Andrea: Absolutely. Top of mind is the USDA Natural Resources Conservation Service (NRCS), an agency that we haven’t talked about yet, but is responsible for monitoring snow and water levels across millions of federal lands. NRCS is better known for its work with farmers on soil conservation and with forest land-owners, as well. After a wildfire, NRCS helps land owners rebuild essential infrastructure like fences and take actions to reduce the risk of floods by stabilizing the soil with new plantings.
Figure 4: Change in Federal Headcount in 2025 Across All States for Seven Positions Responsible for Collection and Analysis of Weather, Groundwater, and Snow Levels – Including Natural Resources Conservation Service (NRCS)
Source: US Office of Personnel Management (data.opm.gov) as of 2/5/2026
Bernie: I was fascinated to learn that NRCS also has a central role in monitoring snowpack across the western mountains in partnership with federal and state land management agencies.

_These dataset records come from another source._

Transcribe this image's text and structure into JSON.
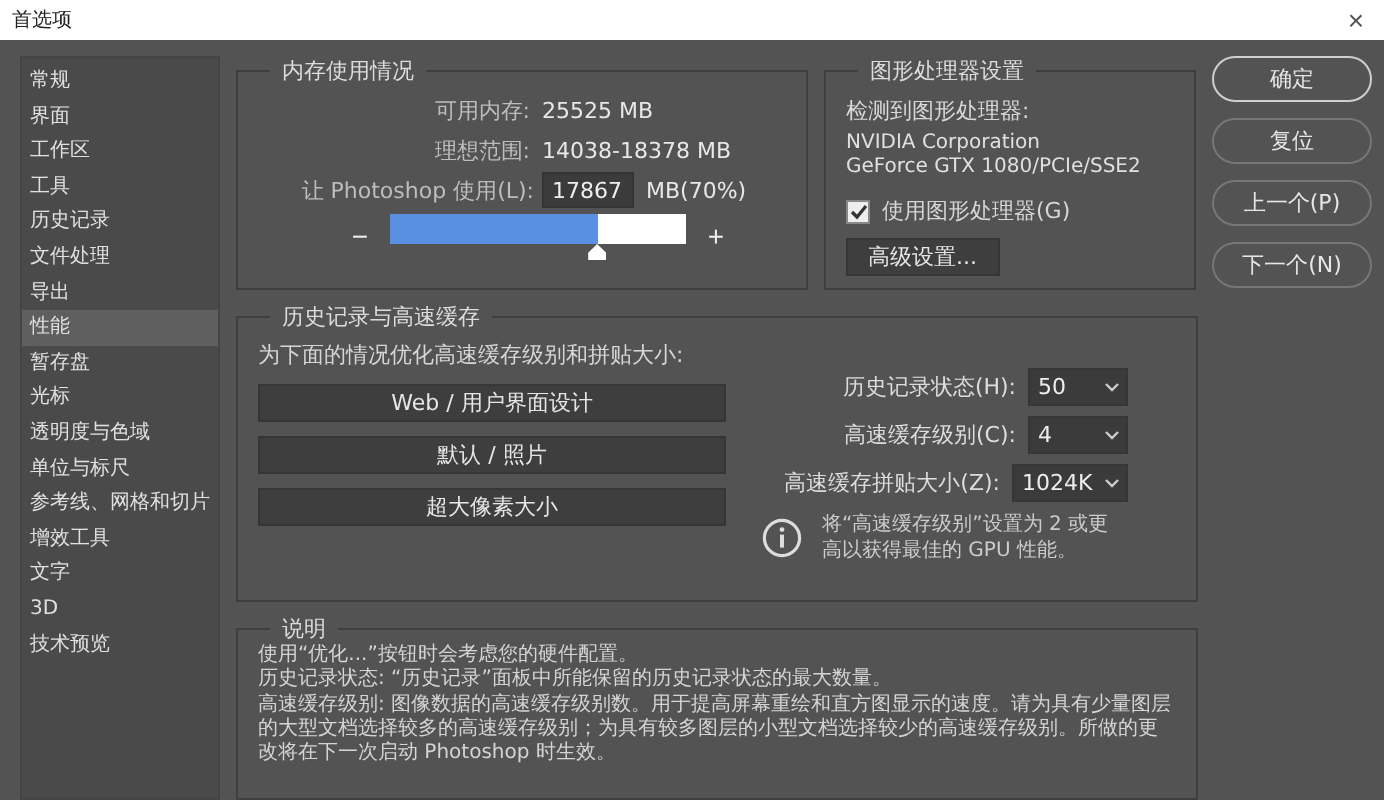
{
  "window": {
    "title": "首选项",
    "close": "×"
  },
  "sidebar": {
    "items": [
      {
        "label": "常规",
        "selected": false
      },
      {
        "label": "界面",
        "selected": false
      },
      {
        "label": "工作区",
        "selected": false
      },
      {
        "label": "工具",
        "selected": false
      },
      {
        "label": "历史记录",
        "selected": false
      },
      {
        "label": "文件处理",
        "selected": false
      },
      {
        "label": "导出",
        "selected": false
      },
      {
        "label": "性能",
        "selected": true
      },
      {
        "label": "暂存盘",
        "selected": false
      },
      {
        "label": "光标",
        "selected": false
      },
      {
        "label": "透明度与色域",
        "selected": false
      },
      {
        "label": "单位与标尺",
        "selected": false
      },
      {
        "label": "参考线、网格和切片",
        "selected": false
      },
      {
        "label": "增效工具",
        "selected": false
      },
      {
        "label": "文字",
        "selected": false
      },
      {
        "label": "3D",
        "selected": false
      },
      {
        "label": "技术预览",
        "selected": false
      }
    ]
  },
  "memory": {
    "title": "内存使用情况",
    "rows": [
      {
        "label": "可用内存:",
        "value": "25525 MB"
      },
      {
        "label": "理想范围:",
        "value": "14038-18378 MB"
      }
    ],
    "use_label": "让 Photoshop 使用(L):",
    "use_value": "17867",
    "use_suffix": "MB(70%)",
    "minus": "−",
    "plus": "+",
    "level": 0.7
  },
  "gpu": {
    "title": "图形处理器设置",
    "detected": "检测到图形处理器:",
    "vendor": "NVIDIA Corporation",
    "model": "GeForce GTX 1080/PCIe/SSE2",
    "use_gpu": {
      "label": "使用图形处理器(G)",
      "checked": true
    },
    "advanced": "高级设置..."
  },
  "buttons": [
    {
      "label": "确定",
      "primary": true
    },
    {
      "label": "复位",
      "primary": false
    },
    {
      "label": "上一个(P)",
      "primary": false
    },
    {
      "label": "下一个(N)",
      "primary": false
    }
  ],
  "history": {
    "title": "历史记录与高速缓存",
    "optimize_label": "为下面的情况优化高速缓存级别和拼贴大小:",
    "presets": [
      "Web / 用户界面设计",
      "默认 / 照片",
      "超大像素大小"
    ],
    "fields": [
      {
        "label": "历史记录状态(H):",
        "value": "50"
      },
      {
        "label": "高速缓存级别(C):",
        "value": "4"
      },
      {
        "label": "高速缓存拼贴大小(Z):",
        "value": "1024K"
      }
    ],
    "info": "将“高速缓存级别”设置为 2 或更高以获得最佳的 GPU 性能。"
  },
  "description": {
    "title": "说明",
    "paragraphs": [
      "使用“优化...”按钮时会考虑您的硬件配置。",
      "历史记录状态: “历史记录”面板中所能保留的历史记录状态的最大数量。",
      "高速缓存级别: 图像数据的高速缓存级别数。用于提高屏幕重绘和直方图显示的速度。请为具有少量图层的大型文档选择较多的高速缓存级别；为具有较多图层的小型文档选择较少的高速缓存级别。所做的更改将在下一次启动 Photoshop 时生效。"
    ]
  }
}
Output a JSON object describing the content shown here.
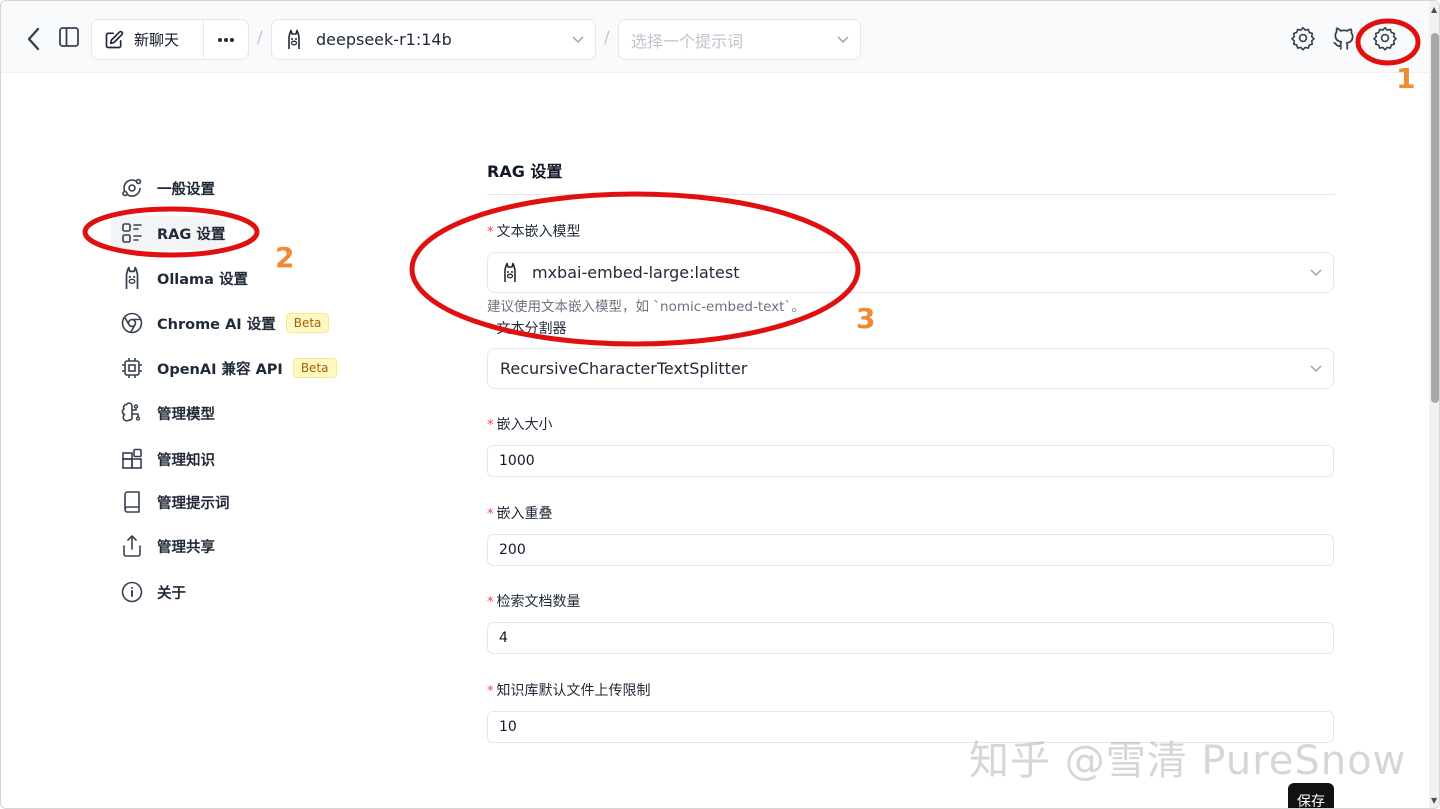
{
  "header": {
    "new_chat_label": "新聊天",
    "model_value": "deepseek-r1:14b",
    "prompt_placeholder": "选择一个提示词",
    "separator": "/"
  },
  "nav": {
    "items": [
      {
        "label": "一般设置",
        "icon": "orbit-icon"
      },
      {
        "label": "RAG 设置",
        "icon": "rag-icon",
        "active": true
      },
      {
        "label": "Ollama 设置",
        "icon": "llama-icon"
      },
      {
        "label": "Chrome AI 设置",
        "icon": "chrome-icon",
        "badge": "Beta"
      },
      {
        "label": "OpenAI 兼容 API",
        "icon": "cpu-icon",
        "badge": "Beta"
      },
      {
        "label": "管理模型",
        "icon": "brain-icon"
      },
      {
        "label": "管理知识",
        "icon": "blocks-icon"
      },
      {
        "label": "管理提示词",
        "icon": "book-icon"
      },
      {
        "label": "管理共享",
        "icon": "share-icon"
      },
      {
        "label": "关于",
        "icon": "info-icon"
      }
    ]
  },
  "main": {
    "title": "RAG 设置",
    "embedding_model": {
      "label": "文本嵌入模型",
      "value": "mxbai-embed-large:latest",
      "hint": "建议使用文本嵌入模型，如 `nomic-embed-text`。"
    },
    "splitter": {
      "label": "文本分割器",
      "value": "RecursiveCharacterTextSplitter"
    },
    "chunk_size": {
      "label": "嵌入大小",
      "value": "1000"
    },
    "chunk_overlap": {
      "label": "嵌入重叠",
      "value": "200"
    },
    "retrieval_docs": {
      "label": "检索文档数量",
      "value": "4"
    },
    "upload_limit": {
      "label": "知识库默认文件上传限制",
      "value": "10"
    },
    "save_label": "保存"
  },
  "annotations": {
    "numbers": [
      "1",
      "2",
      "3"
    ],
    "color": "#e01010",
    "number_color": "#f08b34"
  },
  "watermark": "知乎 @雪清 PureSnow"
}
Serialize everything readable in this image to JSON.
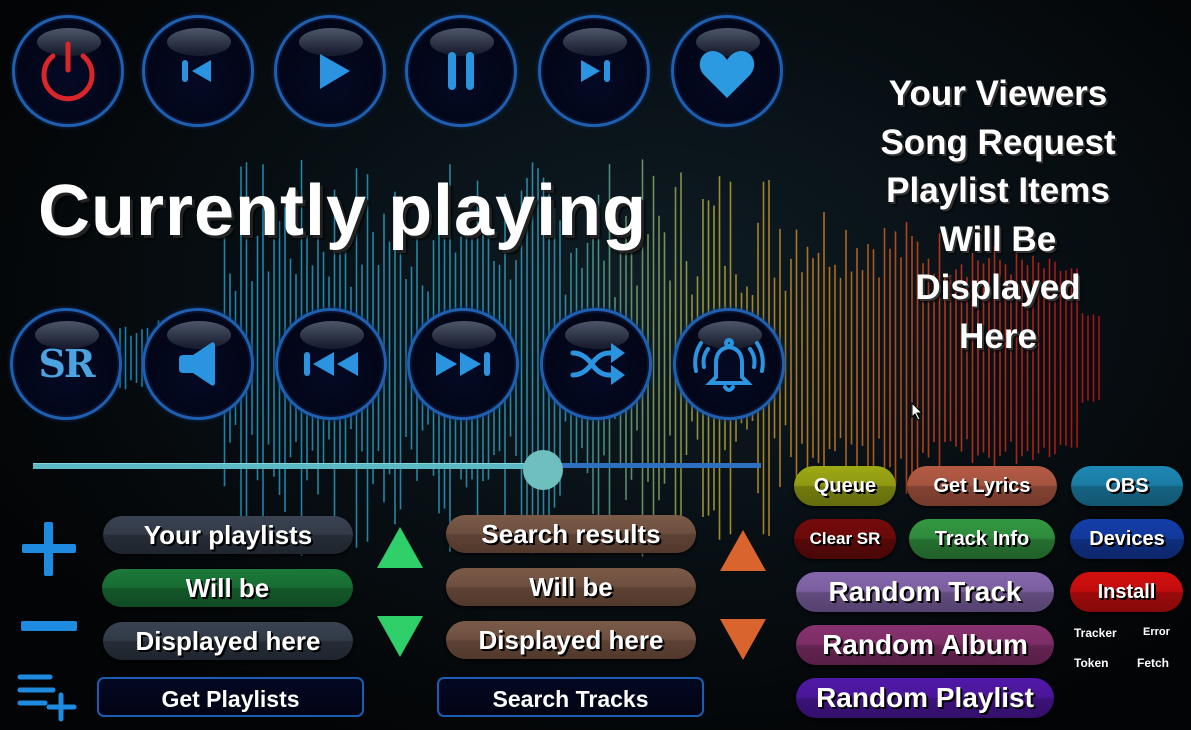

Andrea: Indeed. NRCS hydrologists and electronics engineers maintain Snow Telemetry (SNOTEL) monitoring sites across the West. These consist of precipitation monitoring equipment placed in mountains to provide critical information about snowpack. Federal teams out West maintain the equipment and collect the data, which their colleagues across the scientific community use to forecast water levels for irrigation, industry, and people, as well as avalanche risk and forest susceptibility to wildfires.
Figure 5: Natural Resources Conservation Service (NRCS) Snow Telemetry Locations
Source: Natural Resources Conservation Service (https://www.nrcs.usda.gov/) as of March 6, 2026.
Bernie: How do we summarize what’s truly at stake here, whether you’re turning on a tap in a high-rise, running a ranch, or just out for a weekend of hiking or skiing?
Andrea: For some, mountain snowpack and remote public lands may feel like a world away. Ultimately, water is life-giving, to humans, fish, and wildlife alike. Whether you are a recreationist, a hunter or angler, a farmer or rancher reliant on irrigation, or a forest landowner, we all share a stake in these watersheds. Protecting our water is intrinsically linked to preserving the people and expertise necessary to manage them. Without our federal science and technical staff, the entire West is at greater risk.